When emphasizing methodologies for performance analysis I recommend careful benchmarking to holistically evaluate system behavior and workload characteristics. with before and after scenarios. Make smaller changes first, then gradually compound what you think will provide benefits. Remember, labs and production never behave the same.

This is where it gets tricky, CPU profiling with tools like “perf” and visual aids like flame graphs enable targeted analysis of CPU activity, along with tracking hardware events to optimize computational efficiency. You need to know more than “it’s the app man, was fine until the latest release from development”

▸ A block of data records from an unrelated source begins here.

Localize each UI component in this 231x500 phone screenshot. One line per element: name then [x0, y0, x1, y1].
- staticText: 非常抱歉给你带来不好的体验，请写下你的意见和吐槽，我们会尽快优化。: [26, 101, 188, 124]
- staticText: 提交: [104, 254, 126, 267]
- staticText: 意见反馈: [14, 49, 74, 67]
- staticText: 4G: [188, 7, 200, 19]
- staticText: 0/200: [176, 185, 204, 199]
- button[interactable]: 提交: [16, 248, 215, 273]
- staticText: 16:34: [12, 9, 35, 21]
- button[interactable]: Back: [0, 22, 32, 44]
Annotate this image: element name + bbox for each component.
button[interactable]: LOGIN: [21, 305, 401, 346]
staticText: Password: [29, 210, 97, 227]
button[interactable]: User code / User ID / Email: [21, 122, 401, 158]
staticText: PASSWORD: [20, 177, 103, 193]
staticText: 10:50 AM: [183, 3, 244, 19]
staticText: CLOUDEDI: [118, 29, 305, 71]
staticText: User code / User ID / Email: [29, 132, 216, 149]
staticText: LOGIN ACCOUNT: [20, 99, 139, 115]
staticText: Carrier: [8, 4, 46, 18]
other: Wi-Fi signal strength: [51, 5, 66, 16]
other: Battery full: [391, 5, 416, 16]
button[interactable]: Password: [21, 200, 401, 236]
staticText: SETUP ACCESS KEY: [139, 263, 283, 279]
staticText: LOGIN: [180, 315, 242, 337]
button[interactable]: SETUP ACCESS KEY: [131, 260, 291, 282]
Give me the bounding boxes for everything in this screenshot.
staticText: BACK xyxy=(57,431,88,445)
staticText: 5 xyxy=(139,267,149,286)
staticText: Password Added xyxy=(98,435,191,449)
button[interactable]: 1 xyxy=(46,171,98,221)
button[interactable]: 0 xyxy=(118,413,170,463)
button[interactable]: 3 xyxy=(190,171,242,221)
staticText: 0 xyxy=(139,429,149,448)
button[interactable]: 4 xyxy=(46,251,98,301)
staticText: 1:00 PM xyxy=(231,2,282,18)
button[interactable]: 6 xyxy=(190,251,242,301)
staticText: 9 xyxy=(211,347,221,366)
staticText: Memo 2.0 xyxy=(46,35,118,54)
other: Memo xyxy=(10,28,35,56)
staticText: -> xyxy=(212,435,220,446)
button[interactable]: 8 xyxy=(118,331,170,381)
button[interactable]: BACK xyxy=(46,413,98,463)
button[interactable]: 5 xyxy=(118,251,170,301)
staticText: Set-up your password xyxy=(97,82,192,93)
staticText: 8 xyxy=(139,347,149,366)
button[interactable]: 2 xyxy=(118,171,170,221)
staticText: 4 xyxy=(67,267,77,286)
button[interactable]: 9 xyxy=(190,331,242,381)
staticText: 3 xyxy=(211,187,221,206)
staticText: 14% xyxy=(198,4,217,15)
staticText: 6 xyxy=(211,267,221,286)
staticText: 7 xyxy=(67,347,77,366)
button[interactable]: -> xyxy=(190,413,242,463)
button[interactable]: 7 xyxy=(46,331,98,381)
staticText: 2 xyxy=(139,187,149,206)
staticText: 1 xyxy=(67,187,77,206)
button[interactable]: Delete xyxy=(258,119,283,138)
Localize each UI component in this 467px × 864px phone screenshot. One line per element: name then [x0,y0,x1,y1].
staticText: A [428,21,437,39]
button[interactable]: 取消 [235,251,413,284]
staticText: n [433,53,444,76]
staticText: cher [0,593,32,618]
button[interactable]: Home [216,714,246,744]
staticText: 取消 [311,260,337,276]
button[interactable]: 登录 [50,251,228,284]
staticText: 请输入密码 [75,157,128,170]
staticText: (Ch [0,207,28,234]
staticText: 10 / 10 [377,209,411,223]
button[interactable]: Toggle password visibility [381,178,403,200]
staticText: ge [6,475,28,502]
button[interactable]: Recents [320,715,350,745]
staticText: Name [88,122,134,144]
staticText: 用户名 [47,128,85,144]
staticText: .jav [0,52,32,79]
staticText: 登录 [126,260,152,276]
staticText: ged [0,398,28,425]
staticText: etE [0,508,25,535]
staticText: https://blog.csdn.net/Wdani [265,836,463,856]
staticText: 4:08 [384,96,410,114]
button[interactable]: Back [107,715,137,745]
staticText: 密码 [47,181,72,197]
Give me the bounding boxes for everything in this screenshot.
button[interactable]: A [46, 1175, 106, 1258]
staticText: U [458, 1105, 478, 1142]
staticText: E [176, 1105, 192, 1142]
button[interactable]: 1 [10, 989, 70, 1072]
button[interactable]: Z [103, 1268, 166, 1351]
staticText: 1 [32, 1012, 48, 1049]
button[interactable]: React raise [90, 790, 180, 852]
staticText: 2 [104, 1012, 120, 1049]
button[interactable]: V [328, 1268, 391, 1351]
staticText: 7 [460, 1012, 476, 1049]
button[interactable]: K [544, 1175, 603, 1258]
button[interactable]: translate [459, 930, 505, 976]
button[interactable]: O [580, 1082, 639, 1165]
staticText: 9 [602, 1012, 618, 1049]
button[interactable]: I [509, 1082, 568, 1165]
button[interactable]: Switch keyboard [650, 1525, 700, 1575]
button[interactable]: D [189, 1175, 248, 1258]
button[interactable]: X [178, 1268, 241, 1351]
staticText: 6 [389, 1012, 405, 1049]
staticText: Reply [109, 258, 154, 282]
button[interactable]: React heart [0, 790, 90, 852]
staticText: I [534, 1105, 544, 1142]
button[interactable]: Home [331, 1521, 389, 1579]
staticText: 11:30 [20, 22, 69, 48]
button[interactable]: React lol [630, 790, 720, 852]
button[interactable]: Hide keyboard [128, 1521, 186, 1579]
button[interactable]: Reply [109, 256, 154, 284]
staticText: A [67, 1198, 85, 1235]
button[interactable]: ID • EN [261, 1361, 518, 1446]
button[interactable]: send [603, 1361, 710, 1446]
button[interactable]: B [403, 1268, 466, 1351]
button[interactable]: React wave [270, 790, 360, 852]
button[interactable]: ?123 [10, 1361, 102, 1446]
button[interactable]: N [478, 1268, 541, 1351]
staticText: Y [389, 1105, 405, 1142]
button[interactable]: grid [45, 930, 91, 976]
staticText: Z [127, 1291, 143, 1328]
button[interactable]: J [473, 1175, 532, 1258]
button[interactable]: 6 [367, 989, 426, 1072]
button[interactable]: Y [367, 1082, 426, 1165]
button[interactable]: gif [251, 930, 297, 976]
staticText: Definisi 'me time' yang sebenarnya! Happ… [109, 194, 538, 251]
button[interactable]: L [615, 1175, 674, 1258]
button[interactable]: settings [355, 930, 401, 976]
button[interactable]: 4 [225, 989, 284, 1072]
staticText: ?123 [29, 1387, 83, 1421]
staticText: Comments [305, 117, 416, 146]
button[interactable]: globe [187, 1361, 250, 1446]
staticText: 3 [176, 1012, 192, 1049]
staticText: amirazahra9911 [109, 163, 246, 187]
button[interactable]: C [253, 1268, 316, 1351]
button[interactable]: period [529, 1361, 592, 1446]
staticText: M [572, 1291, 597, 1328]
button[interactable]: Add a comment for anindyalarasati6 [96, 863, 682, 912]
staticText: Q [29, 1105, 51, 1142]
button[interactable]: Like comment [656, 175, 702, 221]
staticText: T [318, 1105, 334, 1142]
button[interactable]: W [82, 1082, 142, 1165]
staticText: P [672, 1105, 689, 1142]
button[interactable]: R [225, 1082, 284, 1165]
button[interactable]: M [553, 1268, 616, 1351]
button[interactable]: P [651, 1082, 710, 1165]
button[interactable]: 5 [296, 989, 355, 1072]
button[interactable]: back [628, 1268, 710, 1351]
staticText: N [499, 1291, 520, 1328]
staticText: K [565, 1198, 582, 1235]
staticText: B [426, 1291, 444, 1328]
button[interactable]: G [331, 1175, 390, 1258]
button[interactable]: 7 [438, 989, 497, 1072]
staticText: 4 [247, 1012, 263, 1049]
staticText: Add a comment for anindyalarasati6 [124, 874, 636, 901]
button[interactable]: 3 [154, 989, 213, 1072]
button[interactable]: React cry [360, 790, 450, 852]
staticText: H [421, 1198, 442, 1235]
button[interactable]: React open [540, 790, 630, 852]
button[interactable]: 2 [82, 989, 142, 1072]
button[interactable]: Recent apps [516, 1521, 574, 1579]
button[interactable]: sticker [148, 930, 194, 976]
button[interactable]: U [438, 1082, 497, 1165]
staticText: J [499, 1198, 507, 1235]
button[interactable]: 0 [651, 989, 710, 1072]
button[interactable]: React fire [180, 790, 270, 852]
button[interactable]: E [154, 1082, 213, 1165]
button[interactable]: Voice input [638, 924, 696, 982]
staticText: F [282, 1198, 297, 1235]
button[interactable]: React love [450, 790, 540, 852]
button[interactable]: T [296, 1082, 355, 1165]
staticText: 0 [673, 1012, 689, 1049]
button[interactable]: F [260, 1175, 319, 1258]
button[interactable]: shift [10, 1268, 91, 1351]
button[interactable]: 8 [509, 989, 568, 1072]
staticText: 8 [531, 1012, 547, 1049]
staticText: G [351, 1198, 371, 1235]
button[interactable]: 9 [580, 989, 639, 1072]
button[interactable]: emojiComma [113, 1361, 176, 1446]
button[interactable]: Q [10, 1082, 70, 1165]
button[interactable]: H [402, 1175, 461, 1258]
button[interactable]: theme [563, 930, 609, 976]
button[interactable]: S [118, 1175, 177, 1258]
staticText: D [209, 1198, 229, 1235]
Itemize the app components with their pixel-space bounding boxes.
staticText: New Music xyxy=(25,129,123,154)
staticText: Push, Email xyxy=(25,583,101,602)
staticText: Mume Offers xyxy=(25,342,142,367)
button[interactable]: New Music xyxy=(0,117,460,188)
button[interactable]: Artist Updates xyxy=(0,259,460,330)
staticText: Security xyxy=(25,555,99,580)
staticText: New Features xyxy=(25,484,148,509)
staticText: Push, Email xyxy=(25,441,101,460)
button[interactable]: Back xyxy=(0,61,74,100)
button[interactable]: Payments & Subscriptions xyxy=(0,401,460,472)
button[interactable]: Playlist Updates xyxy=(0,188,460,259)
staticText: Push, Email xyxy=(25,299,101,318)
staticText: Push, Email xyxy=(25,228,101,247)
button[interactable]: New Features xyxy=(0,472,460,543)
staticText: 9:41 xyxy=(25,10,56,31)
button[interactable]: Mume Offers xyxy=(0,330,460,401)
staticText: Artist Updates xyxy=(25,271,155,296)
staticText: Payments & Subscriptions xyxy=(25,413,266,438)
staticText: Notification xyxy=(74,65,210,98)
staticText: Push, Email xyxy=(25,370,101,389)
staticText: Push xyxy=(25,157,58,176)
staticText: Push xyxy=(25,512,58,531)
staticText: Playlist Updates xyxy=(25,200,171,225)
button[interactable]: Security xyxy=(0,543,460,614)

When you are the admin and speaking to a developer; Linux, tools like ftrace and BPF come into play, allowing for detailed tracking of kernel function execution and system calls, which can be vital in troubleshooting and performance optimization. You can also be the developer, varying the admin’s intuition… as the saying goes, trust but verify.

When it’s your code, then you better know BPF! It not only facilitates efficient in-kernel tracing but also propels the development of advanced custom profiling tools through bcc and bpftrace, offering deeper insights into system performance.

Last comment, it’s %$$% hard! Tuning means you need to navigate through adjusting a myriad of system components and kernel parameters, from CPUs and memory to network settings, aiming to optimize performance and reliability across various system workloads, else you can blame it on the network! :D

Really, you need to have a good behavioral attitude at change management, as chasing code or kernel parameters could be a daunting task that just overwhelms everyone in a moment where you might be time constrained and the preasure could lead to a higher degree of human errors.

jtriangle · on Oct 14, 2023

Current kernel and current distro tuning is almost always folly unless there's a specific issue you're trying to work around.

Trying to squeeze a little more juice out of something is bound to come at the detriment of something else, or worse, break something else in unexpected ways.

Basically, if the tunables aren't obvious in whatever default config you're using, the issue isn't in that config, it's that you're asking too much of your hardware and just need better hardware.

jeffbee · on Oct 14, 2023

> just need better hardware.

That's .. yeah, that's completely false. I can think of dozens of things that are not right out of the box on any distro, on any hardware, in common practice. For example suppose you roll out Ubuntu on an EC2 instance, say a c6i.16xlarge, a 32C/64T, single-socket x86 server with a Nitro ENA. Where are the netrx interrupts delivered? Is RSS on/working? RPS, XPS? Interrupt coalescing? The distro can't make optimal choices for all use cases, but what they ship by default is a config that's not optimal for any use case. Literally nobody would consciously choose the defaults after thinking it over.

bravetraveler · on Oct 14, 2023

Most common example I can think of is 'net.core.somaxconn'. The default limit out of the box is laughably small. Has been for decades at this point.

Jach · on Oct 14, 2023

Is 4096 still too small over 128? https://git.kernel.org/pub/scm/linux/kernel/git/torvalds/lin...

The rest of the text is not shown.